La lumière s’était sérieusement accrue. Elle devait être attendue. Elle n’avait plus le temps. Elle replaça une de ses mèches blondes partie en vrac, retira délicatement sa main, se leva sans bruit, se rhabilla, s’équipa, enfila la cape blanche, prit le paquet d’affaires qu’elle avait préparées avant, ouvrit la porte.
— Tara ?
Elle stoppa, une main accrochée au chambranle.
— Au moins, promets-moi de revenir.
Elle resta le dos tourné.
— Désolée, mais… Je ne fais pas de promesse que je ne peux tenir.
Elle allait s’avancer, mais elle se ravisa un instant. Tournant légèrement la tête, elle préféra ne pas le laisser sur cette dernière note.
— Simon ?
— Oui ?
— Merci.
Oui. Merci d’avoir essayé de me retenir. Merci d’avoir essayé de m’envelopper de douceur, d’avoir voulu illuminer mon corps. Merci de m’avoir parlé comme tu l’as fait, d’avoir dévoilé tes sentiments. Même lui ne s’est jamais déclaré aussi ouvertement. Il ne le pouvait pas, rongé qu’il était par la culpabilité. Merci, mais je t’ai déjà donné ma réponse. Souviens-toi, jamais je n’ai esquissé le moindre geste vers toi pour partager ce moment.
Merci, mais je n’aime pas reculer face à un combat.
Ce n’est pas moi.
Et elle partit.
Le soleil glacé l’attendait. Son ange-gardien aussi. Elle grimpa dans le bus affrété pour elle, n’y monta pas seule. Marc prit le volant.
Elle fut surprise par des mouvements sur les côtés. Des traînées noires apparurent sur les vitres. Plusieurs de ses jeunes pousses, des vétérans désormais, avaient décidés de peindre un symbole de chaque côté du bus, à l’aide de bombes de peinture noire. Un symbole qu’ils avaient fait leur, l’arborant désormais sur leurs vêtements. Son symbole. Le dragon rugissant. Avant de s’asseoir, elle baissa la tête dans leur direction en signe de respect. Les autres passagers sifflaient, applaudissaient.

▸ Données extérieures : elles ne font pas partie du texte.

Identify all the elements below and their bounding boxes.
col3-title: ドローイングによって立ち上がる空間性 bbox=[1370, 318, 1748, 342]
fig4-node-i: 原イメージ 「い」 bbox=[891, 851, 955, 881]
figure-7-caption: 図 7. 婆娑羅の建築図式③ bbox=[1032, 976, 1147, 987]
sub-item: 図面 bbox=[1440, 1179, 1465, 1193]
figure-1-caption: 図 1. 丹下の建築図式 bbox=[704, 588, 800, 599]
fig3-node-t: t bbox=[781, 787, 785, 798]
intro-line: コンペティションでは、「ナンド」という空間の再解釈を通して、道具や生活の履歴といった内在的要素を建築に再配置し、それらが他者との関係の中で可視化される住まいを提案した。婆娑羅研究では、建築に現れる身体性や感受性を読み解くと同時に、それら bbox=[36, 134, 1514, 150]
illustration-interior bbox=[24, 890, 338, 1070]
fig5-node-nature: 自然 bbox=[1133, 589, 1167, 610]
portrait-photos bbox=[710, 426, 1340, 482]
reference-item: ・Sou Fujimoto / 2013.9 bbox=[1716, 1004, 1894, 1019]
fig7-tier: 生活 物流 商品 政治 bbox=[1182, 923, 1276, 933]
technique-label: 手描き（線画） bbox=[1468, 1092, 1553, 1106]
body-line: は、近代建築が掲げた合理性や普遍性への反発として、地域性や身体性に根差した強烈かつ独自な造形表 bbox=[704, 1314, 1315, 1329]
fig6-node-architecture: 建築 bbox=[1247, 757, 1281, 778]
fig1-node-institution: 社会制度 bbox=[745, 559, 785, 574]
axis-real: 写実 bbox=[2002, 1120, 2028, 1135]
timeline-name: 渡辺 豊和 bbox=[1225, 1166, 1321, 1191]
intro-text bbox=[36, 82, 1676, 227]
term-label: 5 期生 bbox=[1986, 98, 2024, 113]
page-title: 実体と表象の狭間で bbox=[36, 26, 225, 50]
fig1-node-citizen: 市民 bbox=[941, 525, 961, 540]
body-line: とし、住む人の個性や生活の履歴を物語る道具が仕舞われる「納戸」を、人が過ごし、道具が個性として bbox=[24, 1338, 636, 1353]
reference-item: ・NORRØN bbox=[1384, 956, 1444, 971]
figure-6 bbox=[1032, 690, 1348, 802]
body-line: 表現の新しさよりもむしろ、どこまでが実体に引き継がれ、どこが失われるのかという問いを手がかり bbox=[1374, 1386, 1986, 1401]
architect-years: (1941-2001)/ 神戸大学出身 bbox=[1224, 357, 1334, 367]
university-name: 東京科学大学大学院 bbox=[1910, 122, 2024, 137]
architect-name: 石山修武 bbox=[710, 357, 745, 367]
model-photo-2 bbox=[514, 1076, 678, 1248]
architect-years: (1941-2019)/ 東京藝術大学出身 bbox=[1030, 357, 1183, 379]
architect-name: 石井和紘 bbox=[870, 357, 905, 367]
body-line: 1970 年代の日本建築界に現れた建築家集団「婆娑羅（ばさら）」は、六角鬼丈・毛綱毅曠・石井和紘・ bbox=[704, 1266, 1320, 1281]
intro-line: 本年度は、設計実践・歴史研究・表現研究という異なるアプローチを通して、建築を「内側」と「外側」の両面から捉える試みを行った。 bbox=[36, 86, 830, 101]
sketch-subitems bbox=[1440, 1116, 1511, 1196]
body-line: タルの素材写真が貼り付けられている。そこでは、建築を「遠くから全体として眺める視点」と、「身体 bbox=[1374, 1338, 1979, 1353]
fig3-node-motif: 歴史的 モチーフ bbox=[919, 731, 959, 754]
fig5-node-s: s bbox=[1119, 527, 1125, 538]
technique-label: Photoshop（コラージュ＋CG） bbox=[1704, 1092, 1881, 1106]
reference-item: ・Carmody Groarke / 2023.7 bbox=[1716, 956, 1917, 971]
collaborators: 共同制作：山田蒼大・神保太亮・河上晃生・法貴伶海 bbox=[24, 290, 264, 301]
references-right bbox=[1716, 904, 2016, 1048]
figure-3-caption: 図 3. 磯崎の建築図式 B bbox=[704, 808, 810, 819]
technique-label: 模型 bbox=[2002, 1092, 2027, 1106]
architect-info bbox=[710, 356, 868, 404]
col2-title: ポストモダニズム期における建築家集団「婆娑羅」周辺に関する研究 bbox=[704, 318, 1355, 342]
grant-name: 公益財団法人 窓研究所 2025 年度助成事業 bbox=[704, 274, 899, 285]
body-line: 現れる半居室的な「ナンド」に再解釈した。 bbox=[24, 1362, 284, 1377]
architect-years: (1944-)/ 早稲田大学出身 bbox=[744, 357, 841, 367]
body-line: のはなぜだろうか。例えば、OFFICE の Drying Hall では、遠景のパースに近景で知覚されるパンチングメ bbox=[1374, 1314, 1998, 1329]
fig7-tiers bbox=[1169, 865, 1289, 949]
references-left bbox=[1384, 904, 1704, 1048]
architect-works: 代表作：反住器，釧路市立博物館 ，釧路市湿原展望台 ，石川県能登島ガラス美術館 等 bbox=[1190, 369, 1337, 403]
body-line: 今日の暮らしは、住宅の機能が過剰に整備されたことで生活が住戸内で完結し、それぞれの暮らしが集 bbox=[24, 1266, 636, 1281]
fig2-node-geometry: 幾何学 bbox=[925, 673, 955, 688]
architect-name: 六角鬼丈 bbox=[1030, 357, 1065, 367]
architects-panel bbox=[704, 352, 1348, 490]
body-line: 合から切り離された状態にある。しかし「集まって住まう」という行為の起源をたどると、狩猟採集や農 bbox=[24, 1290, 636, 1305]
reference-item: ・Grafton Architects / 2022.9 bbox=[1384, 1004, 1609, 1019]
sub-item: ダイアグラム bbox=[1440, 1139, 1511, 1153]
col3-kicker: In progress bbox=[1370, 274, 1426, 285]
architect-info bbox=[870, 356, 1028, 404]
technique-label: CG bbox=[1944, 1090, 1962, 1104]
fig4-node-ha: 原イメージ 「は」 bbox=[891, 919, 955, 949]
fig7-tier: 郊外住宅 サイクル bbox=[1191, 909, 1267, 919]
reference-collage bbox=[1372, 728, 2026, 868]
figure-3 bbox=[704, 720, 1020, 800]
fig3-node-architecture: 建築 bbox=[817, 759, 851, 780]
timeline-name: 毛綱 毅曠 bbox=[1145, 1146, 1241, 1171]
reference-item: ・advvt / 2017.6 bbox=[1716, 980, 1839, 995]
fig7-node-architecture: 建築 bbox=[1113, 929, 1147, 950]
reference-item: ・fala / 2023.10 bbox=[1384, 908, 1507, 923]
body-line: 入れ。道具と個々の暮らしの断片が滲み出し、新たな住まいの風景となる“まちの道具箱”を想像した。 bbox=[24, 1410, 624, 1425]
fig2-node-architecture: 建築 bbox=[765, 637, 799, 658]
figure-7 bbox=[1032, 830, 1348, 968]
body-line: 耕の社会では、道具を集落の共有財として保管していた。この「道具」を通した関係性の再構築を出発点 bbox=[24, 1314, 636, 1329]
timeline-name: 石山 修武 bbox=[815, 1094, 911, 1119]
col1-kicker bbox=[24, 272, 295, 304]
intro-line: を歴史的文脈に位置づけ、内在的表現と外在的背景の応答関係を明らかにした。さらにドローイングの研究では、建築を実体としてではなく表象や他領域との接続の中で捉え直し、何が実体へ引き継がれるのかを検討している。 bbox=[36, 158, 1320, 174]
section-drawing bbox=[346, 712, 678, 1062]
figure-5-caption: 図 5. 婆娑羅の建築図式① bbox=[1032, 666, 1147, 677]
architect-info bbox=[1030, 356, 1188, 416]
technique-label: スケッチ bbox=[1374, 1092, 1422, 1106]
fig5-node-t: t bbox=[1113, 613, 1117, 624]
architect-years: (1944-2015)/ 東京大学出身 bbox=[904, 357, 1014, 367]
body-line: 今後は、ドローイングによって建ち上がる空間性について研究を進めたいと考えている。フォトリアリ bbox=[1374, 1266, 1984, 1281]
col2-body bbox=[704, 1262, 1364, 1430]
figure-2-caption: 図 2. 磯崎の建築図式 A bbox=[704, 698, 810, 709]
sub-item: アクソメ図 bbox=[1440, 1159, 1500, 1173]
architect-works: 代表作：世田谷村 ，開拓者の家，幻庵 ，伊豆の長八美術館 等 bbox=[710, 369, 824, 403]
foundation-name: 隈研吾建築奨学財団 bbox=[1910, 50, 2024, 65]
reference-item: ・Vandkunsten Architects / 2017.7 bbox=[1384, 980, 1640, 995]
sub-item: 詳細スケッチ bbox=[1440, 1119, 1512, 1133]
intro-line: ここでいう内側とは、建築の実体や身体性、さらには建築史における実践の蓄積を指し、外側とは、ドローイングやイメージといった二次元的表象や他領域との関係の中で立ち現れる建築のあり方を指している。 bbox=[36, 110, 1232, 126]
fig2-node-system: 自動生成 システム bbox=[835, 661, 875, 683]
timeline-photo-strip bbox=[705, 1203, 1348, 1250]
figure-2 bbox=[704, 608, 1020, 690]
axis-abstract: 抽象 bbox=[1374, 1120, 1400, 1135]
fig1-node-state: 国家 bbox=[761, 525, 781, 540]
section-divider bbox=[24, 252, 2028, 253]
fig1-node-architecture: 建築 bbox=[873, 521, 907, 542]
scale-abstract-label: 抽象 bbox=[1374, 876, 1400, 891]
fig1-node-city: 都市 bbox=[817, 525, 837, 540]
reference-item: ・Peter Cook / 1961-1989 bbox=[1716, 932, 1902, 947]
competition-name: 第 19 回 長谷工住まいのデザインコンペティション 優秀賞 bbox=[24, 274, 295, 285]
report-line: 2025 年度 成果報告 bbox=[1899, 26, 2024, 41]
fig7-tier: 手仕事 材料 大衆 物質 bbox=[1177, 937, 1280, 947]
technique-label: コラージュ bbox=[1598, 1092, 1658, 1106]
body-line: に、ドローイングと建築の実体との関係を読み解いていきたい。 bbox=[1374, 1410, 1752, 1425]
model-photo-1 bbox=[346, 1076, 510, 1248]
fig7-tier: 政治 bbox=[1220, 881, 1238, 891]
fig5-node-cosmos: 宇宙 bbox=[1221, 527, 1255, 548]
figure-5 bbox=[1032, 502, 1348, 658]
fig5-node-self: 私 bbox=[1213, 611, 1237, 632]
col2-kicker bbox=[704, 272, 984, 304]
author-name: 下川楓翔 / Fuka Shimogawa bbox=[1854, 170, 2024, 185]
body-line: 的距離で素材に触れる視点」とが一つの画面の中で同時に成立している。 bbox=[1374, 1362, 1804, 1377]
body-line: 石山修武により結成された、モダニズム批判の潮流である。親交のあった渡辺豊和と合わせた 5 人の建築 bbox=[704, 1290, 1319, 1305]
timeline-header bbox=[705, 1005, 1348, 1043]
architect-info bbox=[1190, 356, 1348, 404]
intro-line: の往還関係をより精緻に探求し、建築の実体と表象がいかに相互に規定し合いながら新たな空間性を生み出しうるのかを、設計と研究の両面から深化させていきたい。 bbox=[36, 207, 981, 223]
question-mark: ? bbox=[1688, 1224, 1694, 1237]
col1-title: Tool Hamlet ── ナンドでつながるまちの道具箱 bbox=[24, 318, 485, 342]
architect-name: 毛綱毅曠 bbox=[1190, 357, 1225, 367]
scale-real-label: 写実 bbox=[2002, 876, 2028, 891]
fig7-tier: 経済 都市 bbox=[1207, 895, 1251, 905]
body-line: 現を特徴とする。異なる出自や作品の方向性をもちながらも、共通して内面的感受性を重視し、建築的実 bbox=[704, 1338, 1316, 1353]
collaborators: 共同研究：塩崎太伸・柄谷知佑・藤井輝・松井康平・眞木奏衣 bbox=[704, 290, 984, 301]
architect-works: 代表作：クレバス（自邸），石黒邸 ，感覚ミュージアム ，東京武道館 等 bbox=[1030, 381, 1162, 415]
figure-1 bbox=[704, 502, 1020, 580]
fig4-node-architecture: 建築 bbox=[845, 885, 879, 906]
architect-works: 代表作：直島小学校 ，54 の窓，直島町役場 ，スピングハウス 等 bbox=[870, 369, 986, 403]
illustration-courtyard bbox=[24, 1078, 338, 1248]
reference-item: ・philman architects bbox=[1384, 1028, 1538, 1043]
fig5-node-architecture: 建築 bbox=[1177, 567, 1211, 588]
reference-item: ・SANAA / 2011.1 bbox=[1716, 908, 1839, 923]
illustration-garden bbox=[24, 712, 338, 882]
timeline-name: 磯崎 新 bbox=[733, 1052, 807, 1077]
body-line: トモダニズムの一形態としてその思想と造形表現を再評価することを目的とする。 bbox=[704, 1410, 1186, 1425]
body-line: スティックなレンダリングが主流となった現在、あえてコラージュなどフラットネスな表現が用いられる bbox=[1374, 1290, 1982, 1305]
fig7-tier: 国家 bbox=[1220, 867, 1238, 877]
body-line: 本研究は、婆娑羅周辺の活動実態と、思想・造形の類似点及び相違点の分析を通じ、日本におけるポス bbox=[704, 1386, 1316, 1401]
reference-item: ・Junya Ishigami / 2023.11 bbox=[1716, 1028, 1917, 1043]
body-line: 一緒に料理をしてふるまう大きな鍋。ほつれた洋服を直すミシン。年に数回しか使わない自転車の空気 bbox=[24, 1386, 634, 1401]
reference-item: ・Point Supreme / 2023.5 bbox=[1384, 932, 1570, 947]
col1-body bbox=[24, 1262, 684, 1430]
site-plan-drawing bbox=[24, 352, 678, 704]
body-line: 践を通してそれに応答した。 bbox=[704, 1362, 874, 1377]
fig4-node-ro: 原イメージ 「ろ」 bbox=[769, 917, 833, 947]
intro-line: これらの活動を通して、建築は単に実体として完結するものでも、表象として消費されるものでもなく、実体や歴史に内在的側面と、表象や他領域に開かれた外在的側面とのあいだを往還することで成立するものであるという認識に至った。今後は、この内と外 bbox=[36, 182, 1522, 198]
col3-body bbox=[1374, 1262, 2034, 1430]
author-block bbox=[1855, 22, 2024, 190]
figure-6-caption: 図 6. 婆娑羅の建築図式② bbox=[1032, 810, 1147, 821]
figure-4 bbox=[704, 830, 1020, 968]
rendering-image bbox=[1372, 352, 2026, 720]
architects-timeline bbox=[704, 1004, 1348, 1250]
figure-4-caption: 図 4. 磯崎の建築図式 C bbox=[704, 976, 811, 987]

Le bus démarra, s’engagea sur la route.
Un bus… Étrange exigence. Mon bourreau veut que les gens me voient au passage ? Ou il veut me tuer en traître ? Qu’importe. Moi, je vais profiter du paysage. Et sache que quoi que tu en dises, mes anges-gardiens sont nombreux, très nombreux. Ils verront, entendront tout, et ils se tiendront prêt. Alors j’espère que tu joueras le jeu, et à la loyale.